Studio album by Belphegor
- Released: 17 May 2000
- Genre: Blackened death metal
- Length: 35:29
- Label: Last Episode
- Producer: Boban Milunovic

Belphegor chronology
| Blutsabbath (1997) | Necrodaemon Terrorsathan (2000) | Lucifer Incestus (2003) |

= Necrodaemon Terrorsathan =

Necrodaemon Terrorsathan is the third studio album by the Austrian blackened death metal band Belphegor.

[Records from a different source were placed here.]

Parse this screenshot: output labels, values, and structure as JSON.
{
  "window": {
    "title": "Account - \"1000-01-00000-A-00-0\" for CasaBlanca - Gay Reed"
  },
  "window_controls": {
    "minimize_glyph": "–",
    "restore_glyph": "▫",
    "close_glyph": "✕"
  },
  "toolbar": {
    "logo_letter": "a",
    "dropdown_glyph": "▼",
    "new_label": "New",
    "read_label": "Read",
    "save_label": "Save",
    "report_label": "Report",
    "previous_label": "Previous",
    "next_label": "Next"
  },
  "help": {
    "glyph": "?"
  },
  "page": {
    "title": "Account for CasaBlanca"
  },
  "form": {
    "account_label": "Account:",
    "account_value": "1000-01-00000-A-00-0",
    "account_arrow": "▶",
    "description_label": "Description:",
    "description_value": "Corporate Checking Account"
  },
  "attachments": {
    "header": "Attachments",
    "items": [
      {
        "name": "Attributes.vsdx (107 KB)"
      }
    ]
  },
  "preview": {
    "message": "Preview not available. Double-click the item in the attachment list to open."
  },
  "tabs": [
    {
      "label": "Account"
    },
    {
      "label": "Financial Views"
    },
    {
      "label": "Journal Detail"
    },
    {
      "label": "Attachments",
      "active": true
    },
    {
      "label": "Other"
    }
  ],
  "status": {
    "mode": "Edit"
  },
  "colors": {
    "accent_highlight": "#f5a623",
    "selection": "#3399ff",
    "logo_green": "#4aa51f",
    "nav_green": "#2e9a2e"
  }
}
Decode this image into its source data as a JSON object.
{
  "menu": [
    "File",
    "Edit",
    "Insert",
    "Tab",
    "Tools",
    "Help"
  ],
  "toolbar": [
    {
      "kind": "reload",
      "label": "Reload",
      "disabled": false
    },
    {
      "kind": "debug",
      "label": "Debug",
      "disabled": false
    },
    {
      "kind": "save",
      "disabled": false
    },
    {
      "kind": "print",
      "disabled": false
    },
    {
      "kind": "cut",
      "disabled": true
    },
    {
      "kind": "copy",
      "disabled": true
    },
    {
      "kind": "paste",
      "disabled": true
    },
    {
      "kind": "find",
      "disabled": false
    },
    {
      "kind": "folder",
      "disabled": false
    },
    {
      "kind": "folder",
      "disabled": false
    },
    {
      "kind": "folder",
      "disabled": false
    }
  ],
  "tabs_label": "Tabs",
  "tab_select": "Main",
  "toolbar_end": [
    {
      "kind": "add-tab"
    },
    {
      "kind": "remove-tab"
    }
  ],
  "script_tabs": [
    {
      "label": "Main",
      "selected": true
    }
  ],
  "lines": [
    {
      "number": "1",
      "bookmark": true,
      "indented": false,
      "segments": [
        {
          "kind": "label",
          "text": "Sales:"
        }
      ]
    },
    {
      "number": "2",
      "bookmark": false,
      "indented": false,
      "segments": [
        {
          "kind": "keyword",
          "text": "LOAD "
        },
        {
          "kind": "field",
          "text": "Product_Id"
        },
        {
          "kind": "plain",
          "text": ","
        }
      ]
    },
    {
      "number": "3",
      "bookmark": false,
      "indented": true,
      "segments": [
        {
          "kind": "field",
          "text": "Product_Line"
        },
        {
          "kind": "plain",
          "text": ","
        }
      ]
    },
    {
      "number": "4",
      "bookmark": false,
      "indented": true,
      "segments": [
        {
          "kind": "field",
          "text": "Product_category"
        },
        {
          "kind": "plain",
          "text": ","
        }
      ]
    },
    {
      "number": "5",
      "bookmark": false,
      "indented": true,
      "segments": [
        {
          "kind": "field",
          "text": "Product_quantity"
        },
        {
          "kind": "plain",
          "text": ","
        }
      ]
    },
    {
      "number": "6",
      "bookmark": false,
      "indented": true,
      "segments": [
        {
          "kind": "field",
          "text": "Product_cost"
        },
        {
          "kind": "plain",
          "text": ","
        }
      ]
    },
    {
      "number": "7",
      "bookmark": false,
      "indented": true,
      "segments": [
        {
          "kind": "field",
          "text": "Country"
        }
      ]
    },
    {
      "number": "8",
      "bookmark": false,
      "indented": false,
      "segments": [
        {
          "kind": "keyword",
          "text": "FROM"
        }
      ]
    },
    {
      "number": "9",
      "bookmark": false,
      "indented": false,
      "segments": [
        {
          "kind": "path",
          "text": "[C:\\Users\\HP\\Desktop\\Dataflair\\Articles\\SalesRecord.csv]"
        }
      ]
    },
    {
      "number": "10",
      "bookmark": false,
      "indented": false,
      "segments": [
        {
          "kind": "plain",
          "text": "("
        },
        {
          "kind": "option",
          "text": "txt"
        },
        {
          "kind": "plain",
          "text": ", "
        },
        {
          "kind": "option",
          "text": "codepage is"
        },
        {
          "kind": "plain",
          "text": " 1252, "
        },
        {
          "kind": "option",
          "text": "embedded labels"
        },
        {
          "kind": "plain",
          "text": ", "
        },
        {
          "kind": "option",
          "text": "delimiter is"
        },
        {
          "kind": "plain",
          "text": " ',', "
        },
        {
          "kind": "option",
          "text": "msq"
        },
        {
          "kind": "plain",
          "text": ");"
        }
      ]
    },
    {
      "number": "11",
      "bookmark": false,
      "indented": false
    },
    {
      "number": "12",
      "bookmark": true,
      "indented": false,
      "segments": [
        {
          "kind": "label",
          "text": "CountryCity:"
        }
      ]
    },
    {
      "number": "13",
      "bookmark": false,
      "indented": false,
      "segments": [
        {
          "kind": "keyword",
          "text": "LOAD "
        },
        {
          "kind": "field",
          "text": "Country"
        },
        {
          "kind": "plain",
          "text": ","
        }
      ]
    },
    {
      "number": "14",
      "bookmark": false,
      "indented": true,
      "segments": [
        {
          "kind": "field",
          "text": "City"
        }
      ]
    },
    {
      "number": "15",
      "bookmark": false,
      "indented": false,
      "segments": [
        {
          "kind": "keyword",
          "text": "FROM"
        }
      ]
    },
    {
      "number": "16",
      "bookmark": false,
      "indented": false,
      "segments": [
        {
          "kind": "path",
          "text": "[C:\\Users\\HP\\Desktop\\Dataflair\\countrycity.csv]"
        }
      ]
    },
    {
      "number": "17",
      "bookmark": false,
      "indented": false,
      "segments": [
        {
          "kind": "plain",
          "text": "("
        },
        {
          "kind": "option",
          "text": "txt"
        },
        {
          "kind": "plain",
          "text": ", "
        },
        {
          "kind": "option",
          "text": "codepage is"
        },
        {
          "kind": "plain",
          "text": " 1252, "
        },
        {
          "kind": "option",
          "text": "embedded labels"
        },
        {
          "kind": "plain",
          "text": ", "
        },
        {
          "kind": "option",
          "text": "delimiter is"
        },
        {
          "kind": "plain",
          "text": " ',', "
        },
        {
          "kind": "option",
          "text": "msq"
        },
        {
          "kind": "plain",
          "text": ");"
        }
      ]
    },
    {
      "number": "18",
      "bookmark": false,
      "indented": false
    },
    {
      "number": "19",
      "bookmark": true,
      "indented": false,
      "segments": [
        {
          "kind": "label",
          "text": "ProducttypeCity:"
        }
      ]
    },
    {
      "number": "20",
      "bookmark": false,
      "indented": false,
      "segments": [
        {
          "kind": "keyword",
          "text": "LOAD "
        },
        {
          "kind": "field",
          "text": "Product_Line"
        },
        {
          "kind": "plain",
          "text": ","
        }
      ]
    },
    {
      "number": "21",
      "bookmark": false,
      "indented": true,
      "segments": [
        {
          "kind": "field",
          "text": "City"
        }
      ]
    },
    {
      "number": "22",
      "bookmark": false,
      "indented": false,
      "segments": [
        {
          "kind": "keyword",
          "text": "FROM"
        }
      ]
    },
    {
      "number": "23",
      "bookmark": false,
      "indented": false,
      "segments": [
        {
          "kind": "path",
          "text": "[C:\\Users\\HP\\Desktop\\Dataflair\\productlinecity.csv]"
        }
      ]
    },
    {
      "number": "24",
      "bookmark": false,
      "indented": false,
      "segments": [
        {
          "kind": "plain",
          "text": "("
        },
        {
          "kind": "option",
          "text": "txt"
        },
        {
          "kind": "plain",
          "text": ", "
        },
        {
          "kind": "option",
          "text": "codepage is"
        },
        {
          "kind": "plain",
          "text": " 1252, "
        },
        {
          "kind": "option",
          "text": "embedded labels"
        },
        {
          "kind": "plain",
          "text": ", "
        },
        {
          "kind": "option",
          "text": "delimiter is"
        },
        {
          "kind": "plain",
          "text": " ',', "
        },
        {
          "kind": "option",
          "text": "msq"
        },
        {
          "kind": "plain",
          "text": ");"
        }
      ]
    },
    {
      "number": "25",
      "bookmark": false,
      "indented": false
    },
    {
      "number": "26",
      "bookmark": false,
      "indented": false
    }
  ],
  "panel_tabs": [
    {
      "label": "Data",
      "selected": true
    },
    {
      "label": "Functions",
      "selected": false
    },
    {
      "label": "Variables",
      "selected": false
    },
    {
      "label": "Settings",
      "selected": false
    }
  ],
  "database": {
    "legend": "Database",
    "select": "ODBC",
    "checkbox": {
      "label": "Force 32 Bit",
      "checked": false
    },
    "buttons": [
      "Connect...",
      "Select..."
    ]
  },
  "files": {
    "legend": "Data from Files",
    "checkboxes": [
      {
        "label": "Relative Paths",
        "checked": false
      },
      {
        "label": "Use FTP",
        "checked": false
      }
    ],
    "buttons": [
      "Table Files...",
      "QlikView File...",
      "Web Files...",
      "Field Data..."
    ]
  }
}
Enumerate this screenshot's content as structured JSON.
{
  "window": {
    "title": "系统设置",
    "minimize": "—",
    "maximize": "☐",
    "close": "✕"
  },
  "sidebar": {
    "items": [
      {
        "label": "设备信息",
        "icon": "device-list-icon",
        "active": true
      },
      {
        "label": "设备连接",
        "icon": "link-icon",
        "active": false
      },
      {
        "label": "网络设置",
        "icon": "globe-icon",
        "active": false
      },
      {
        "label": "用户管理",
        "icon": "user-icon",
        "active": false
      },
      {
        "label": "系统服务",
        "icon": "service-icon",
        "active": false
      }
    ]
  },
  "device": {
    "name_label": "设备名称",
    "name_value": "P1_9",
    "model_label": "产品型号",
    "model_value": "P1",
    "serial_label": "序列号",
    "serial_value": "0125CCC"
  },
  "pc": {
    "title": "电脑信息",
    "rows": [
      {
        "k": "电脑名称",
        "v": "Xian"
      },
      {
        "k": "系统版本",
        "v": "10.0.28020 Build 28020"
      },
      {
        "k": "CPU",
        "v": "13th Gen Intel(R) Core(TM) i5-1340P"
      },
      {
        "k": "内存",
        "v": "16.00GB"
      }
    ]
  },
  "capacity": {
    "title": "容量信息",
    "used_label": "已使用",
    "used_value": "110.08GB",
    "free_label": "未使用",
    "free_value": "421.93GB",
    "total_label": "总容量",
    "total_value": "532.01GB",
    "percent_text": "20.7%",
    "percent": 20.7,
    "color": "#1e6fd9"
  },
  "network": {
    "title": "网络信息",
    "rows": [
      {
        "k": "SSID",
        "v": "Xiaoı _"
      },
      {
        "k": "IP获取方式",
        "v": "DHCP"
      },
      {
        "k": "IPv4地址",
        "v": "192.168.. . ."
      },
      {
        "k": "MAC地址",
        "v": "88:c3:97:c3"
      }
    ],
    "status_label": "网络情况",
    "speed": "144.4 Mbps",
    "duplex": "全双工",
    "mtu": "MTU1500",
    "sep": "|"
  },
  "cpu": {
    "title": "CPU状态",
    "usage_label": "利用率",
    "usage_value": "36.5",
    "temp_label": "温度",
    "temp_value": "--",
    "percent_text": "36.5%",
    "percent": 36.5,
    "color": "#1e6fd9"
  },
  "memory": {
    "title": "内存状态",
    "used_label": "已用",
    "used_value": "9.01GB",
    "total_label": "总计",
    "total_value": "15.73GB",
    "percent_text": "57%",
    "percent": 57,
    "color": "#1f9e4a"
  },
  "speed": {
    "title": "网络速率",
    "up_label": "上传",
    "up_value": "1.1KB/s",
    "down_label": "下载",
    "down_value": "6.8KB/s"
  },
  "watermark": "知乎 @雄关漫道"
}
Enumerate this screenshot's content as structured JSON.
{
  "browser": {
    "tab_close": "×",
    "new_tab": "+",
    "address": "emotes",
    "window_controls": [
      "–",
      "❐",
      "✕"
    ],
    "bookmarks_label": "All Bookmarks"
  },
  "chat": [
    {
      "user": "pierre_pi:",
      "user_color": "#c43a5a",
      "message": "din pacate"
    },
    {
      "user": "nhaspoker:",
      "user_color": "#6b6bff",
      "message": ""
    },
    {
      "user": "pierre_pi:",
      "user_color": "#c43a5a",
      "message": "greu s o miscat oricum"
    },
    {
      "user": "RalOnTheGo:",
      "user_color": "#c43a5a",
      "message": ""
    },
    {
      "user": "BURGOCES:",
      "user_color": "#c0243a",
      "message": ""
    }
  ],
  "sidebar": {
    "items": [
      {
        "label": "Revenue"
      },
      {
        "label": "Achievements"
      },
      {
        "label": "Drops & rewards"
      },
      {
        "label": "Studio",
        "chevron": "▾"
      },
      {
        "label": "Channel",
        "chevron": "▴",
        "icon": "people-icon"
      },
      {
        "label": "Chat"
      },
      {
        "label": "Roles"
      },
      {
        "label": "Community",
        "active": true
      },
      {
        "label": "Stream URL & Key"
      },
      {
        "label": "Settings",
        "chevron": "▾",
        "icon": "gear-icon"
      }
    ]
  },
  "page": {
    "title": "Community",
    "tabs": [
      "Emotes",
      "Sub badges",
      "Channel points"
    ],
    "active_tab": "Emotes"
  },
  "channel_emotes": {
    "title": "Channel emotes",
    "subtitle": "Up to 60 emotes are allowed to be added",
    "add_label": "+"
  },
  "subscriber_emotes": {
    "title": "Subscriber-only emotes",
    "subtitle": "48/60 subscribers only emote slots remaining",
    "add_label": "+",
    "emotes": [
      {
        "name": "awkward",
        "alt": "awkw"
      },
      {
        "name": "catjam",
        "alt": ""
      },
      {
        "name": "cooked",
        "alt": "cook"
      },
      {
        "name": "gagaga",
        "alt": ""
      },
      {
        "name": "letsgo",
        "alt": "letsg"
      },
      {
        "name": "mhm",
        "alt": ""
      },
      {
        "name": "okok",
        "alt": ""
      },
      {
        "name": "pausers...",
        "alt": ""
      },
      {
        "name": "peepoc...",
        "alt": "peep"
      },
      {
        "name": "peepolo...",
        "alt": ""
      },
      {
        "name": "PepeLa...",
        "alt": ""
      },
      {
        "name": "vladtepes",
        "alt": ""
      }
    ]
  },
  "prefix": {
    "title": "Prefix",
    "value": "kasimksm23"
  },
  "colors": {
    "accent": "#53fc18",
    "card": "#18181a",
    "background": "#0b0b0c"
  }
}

Pope John Paul II is implicitly referenced in one line of the lyrics to the track "Cremation of Holiness".

Professional ratings
Review scores
| Source | Rating |
| Chronicles of Chaos |  |

==Track listing==
All music composed and lyrics written by Helmuth Lehner and Sigurd Hagenauer.

1. "Necrodaemon Terrorsathan" – 4:48
2. "Vomit upon the Cross" – 4:11
3. "Diabolical Possession" – 4:49
4. "Lust Perishes in a Thirst for Blood" – 3:53
5. "S.B.S.R." – 4:00
6. "Sadism Unbound / Lechery on the Altar" – 3:34
7. "Tanzwut Totengesänge" – 3:18
8. "Cremation of Holiness" – 3:40
9. "Necrodaemon Terrorsathan Pt. II / Analjesus (Outro)" – 3:16

==Personnel==
Belphegor
- Helmuth Lehner – vocals, guitars
- Sigurd Hagenauer – guitars
- Mario "Marius" Klausner – bass, vocals

Additional musicians
- Man Gandler – drums
- Günther "Gü" Wutzl – synthesizer

Production
- Boban Milunovic – producer, mastering
- Reinhard Brunner – mastering
- Karl-Heinz Schuster – layout
- Joe Wimmer – photography
- Recorded at Noise Art Studios in Wels, Austria in October 1999 – February 2000.
- Mastered at ATS Studio in Mölln, Austria.